Ongwediva Medipark places Namibia among few countries in sub-Saharan Africa that have undertaken kidney transplant surgery, and is second to hospitals in South Africa in SADC.
Other countries that do kidney transplants in Africa are Morocco and Tunisia in northern Africa.
Ongwediva Medipark managing director Dr Tshali Iithete said the hospital recently successfully operated on three chronic renal failure patients, using kidneys obtained from live family donors.
Recipients included a 63-year-old Tanzanian female lecturer who received a kidney from a 27-year-old relative, a 38-year-old male who received a kidney from a 35-year-old relative and a 21-year-old female university student, who received a kidney from her 26-year-old relative.
Two of the patients have been receiving dialysis in Windhoek while the third received the treatment in Ongwediva. All of the patients had been waiting sometime for a transplant, said Iithete.
“Ongwediva Medipark transplant team is a multi-disciplinary team comprised of coordinator Laina Ndoroma, a team of doctors from various disciplines and allied health services. The surgeries were conducted by Drs Shabaan Kaikai and Brown Ndofor of Ongwediva Medipark under the supervision of Namibia’s renowned medical professor Fillemon Amaambo, and South African-based professors Russel Britz and Jerome Loveland,” said Iithete.
“The team has been gaining confidence in this much-needed surgery. A number of patients are currently being worked on to undergo the same transplant procedures at Medipark,” said Iithete.
Currently Medipark has a list of 53 private and state patients on dialysis, and 12 of them have opted and registered for a kidney transplant. Those on the list include Namibians and patients from other African countries.
Last year Medipark made history when Bernhard Maswahu, 59, became the first Namibian to undergo a kidney transplant locally. Maswahu’s surgery was pronounced successful. His 20-year-old son Musa Maswahu was the donor and both are now living a normal life. Before Maswahu’s operation, Namibia depended on South Africa for this procedure, which was both emotionally and financially draining.
While it would cost N$1.4 million to have the procedure done in Cape Town, Ongwediva Medipark quotes N$750,000, all costs inclusive.
“It could be less as we grow, because patients may not stay long in the ICU,” said Iithete.
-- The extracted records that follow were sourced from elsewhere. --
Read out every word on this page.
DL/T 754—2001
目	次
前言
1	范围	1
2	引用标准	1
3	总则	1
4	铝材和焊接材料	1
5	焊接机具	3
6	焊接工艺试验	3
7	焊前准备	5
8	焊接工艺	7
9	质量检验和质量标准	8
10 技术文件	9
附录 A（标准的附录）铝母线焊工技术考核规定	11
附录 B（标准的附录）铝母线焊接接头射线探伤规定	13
Iithete further advised kidney failure patients, and their families, to consider a transplant over dialysis, maintaining it is a lifelong solution and less costly.
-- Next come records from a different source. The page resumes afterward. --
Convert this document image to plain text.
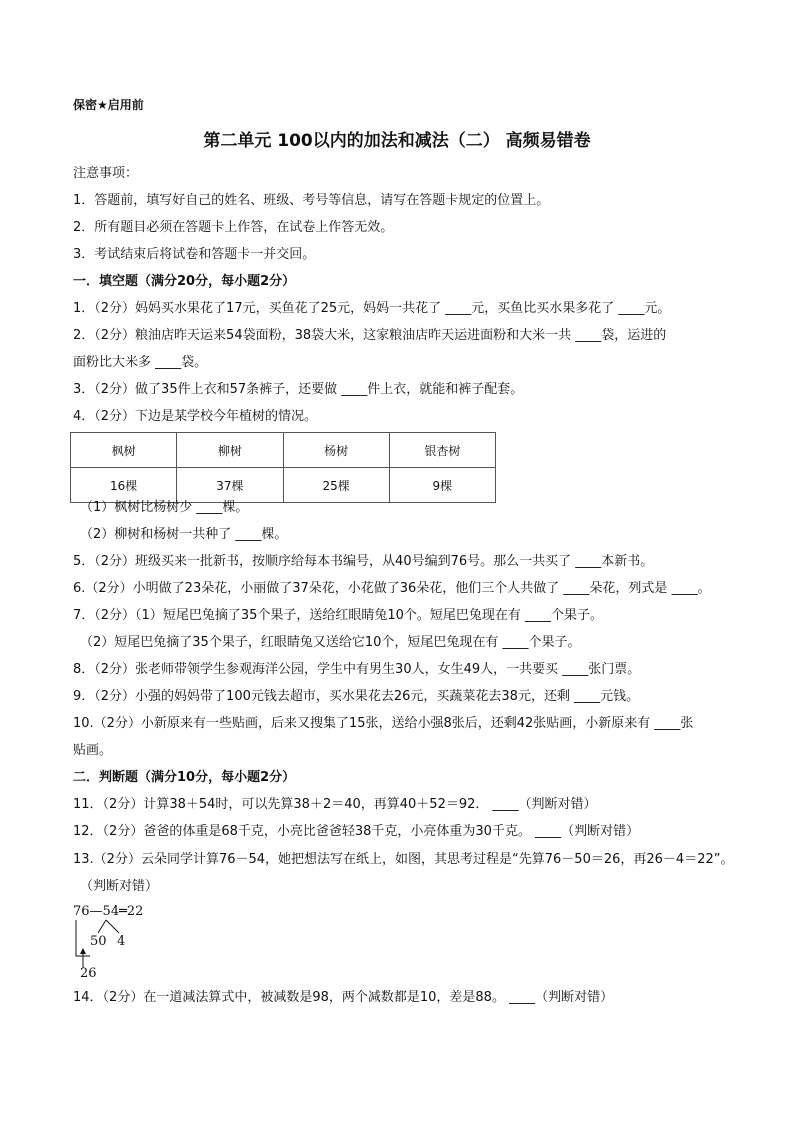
保密★启用前
第二单元 100以内的加法和减法（二） 高频易错卷
注意事项：
1．答题前，填写好自己的姓名、班级、考号等信息，请写在答题卡规定的位置上。
2．所有题目必须在答题卡上作答，在试卷上作答无效。
3．考试结束后将试卷和答题卡一并交回。
一．填空题（满分20分，每小题2分）
1．（2分）妈妈买水果花了17元，买鱼花了25元，妈妈一共花了 ____元，买鱼比买水果多花了 ____元。
2．（2分）粮油店昨天运来54袋面粉，38袋大米，这家粮油店昨天运进面粉和大米一共 ____袋，运进的
面粉比大米多 ____袋。
3．（2分）做了35件上衣和57条裤子，还要做 ____件上衣，就能和裤子配套。
4．（2分）下边是某学校今年植树的情况。
枫树	柳树	杨树	银杏树
16棵	37棵	25棵	9棵
（1）枫树比杨树少 ____棵。
（2）柳树和杨树一共种了 ____棵。
5．（2分）班级买来一批新书，按顺序给每本书编号，从40号编到76号。那么一共买了 ____本新书。
6.（2分）小明做了23朵花，小丽做了37朵花，小花做了36朵花，他们三个人共做了 ____朵花，列式是 ____。
7．（2分）（1）短尾巴兔摘了35个果子，送给红眼睛兔10个。短尾巴兔现在有 ____个果子。
（2）短尾巴兔摘了35个果子，红眼睛兔又送给它10个，短尾巴兔现在有 ____个果子。
8．（2分）张老师带领学生参观海洋公园，学生中有男生30人，女生49人，一共要买 ____张门票。
9．（2分）小强的妈妈带了100元钱去超市，买水果花去26元，买蔬菜花去38元，还剩 ____元钱。
10.（2分）小新原来有一些贴画，后来又搜集了15张，送给小强8张后，还剩42张贴画，小新原来有 ____张
贴画。
二．判断题（满分10分，每小题2分）
11．（2分）计算38＋54时，可以先算38＋2＝40，再算40＋52＝92． ____（判断对错）
12．（2分）爸爸的体重是68千克，小亮比爸爸轻38千克，小亮体重为30千克。 ____（判断对错）
13.（2分）云朵同学计算76－54，她把想法写在纸上，如图，其思考过程是“先算76－50＝26，再26－4＝22”。
（判断对错）
76—54═22
50 4
26
14．（2分）在一道减法算式中，被减数是98，两个减数都是10，差是88。 ____（判断对错）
One dialysis session costs N$2,000 but some patients require dialysis up to three times a week. This translates into N$280,000 a year.
In the absence of a transplant, kidney failure sufferers depend on dialysis treatment for life.
“It is therefore Medipark’s intention to create a strong sustainable transplant programme that complements the government’s efforts in health delivery,” said Iithete.